In countries with little management in the field, the status of the stocks is often poorly known. Many small fish companies are not or only slightly sustainable, especially in Africa for inland and marine fisheries and in Asia, Latin America and Europe for coastal fisheries.

Matthias Glaubrecht from the Leibniz Institute for the Analysis of Biodiversity Change in Hamburg summarizes the report as follows: “Humanity that continues to grow is still plundering planet Earth as if we had a second one.”

Rainer Froese from the Helmholtz Center for Ocean Research (Geomar) in Kiel criticizes the report for not containing a “call for urgently needed actions, such as ending overexploitation with a binding schedule”, “only general “feel good wisdom” that everyone can agree». There is a reason why the situation has gotten worse almost everywhere over the decades. “There was no action.”

Learn from each other

The authors of the sustainability report believe that, among other things, secure tenure rights and fair access to land, fisheries and forests as well as reduced poverty favor sustainable use of wild species. For many indigenous people this is central. Scientists and locals could learn from each other and improve the conditions for sustainability.

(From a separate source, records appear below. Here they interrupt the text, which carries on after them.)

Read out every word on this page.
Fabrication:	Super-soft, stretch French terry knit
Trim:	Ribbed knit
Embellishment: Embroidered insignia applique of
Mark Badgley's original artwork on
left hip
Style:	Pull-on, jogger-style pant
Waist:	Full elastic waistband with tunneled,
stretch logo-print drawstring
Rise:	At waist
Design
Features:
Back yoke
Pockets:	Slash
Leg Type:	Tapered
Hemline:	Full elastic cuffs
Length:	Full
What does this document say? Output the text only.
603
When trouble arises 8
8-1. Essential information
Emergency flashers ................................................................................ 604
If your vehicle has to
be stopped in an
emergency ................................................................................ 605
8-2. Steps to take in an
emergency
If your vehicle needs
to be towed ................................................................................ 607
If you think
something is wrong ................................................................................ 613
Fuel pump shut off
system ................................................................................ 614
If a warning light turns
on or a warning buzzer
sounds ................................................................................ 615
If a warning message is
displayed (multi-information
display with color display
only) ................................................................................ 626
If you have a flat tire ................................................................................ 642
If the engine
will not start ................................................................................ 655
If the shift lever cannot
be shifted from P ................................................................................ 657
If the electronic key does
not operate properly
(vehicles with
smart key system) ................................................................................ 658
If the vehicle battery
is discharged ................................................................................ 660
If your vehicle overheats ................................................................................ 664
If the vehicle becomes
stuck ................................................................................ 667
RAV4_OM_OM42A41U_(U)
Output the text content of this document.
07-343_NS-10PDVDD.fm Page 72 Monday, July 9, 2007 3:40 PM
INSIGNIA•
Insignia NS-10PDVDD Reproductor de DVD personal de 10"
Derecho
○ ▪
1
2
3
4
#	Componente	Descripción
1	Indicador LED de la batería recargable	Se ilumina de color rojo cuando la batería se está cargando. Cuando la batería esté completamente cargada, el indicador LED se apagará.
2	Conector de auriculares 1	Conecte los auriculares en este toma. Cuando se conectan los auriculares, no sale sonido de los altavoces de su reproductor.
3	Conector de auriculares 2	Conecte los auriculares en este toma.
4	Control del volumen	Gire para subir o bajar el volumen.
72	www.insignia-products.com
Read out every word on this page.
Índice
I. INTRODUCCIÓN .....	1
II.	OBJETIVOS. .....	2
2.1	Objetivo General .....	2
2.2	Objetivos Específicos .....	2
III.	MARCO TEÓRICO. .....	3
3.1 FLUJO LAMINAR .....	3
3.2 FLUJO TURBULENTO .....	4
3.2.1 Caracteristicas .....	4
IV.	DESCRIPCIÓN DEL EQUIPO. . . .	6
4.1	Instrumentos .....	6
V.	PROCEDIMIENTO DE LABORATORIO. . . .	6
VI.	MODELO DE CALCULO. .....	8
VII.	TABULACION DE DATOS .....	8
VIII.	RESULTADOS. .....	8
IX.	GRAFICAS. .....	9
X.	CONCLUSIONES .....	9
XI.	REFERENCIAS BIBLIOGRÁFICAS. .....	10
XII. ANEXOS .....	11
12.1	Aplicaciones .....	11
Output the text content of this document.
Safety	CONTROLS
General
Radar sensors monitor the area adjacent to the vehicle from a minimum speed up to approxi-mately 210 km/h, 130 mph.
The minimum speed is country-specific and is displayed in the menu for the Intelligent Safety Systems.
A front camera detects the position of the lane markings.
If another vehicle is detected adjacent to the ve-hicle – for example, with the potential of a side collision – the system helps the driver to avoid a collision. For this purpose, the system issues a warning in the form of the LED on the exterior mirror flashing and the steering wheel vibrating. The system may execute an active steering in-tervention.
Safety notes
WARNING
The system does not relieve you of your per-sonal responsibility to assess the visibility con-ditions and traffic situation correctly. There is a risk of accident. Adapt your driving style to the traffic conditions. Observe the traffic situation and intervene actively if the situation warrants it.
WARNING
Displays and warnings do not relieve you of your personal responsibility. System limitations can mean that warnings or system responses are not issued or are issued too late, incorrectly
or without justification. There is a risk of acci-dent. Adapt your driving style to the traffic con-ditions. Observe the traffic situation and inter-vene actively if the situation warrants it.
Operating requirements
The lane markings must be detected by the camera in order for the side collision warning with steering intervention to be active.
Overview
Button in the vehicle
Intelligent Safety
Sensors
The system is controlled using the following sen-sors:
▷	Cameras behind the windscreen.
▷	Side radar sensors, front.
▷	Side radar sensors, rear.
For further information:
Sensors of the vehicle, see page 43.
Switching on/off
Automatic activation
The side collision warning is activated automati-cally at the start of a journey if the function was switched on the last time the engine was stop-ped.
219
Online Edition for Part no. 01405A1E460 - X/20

The authors see some challenges for the future: climate change, increasing demand and more efficient extraction through technological advances. With regard to fishing, they advocate, among other things, a reduction in illegal and unregulated fishing and the abolition of harmful subsidies. When it comes to timber harvesting, they propose certification and management of forests for various purposes, as well as technical innovations and, as a result, less waste in the manufacture of timber products.